Let us now turn our back on the château and enter the lices, for this is what they called the space circumscribed by the two walls of the City. We have seen above that from 1240 the town had a double wall, but the first, probably much damaged by the lords of Trencavel, was doubtless reconstructed in, and appears to date almost entirely from, the reign of St. Louis. It is composed of curtains elevated upon the rock and which never could have been of a great height: since the ground of the lices was made, it has gained in height. Sometimes the two curtains were quite far apart, sometimes, on the contrary, they are close together, and the straight passage between them was formerly closed by walls with battlements and solid gates.

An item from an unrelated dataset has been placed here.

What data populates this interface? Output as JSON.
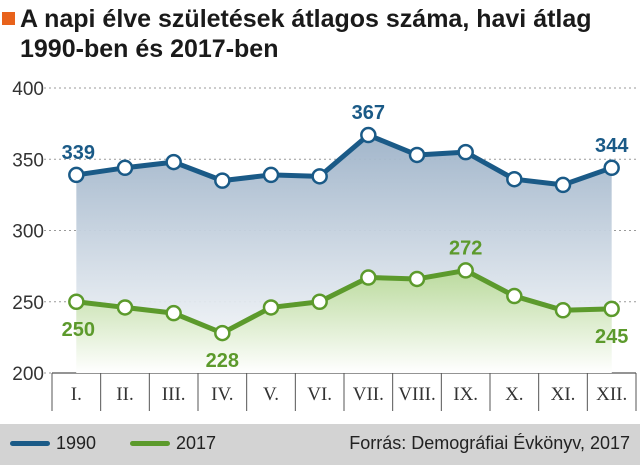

Most of the towers which flank the exterior wall are very simple and are quite low; as a rule, they are composed of two storeys and their platform is covered with a pointed roof covered with slate.
The interior enclosure, which is much stronger and better preserved than the exterior, dates only in part from the Thirteenth Century, but if the royal architects have respected the work of their predecessors as scrupulously as possible, they have never hesitated to transform the defective or insufficient portions, whenever they felt it practical. This second enclosure is at once higher and stronger than its neighbour, the towers are closer together and better arranged for defence. The elevated and spacious curtains still carry traces of the hourds which surmounted them in times of war; in many of those near the château, the base dates from the time of a remote epoch,—perhaps the time of the Romans, but the tops were remodelled in the Thirteenth Century by Saint-Louis, or Philip the Bold. Moreover, these princes made no other changes in the whole wall that extends from the château to the Tower of the Inquisition; you particularly notice the Tower of Justice, a beautiful building with four stories of the feudal period, and the Visigoth Tower, cleverly restored, too cleverly perhaps, by Viollet-le-Duc, but an interesting example of the military system of the Gallo-Romans of the Decadence.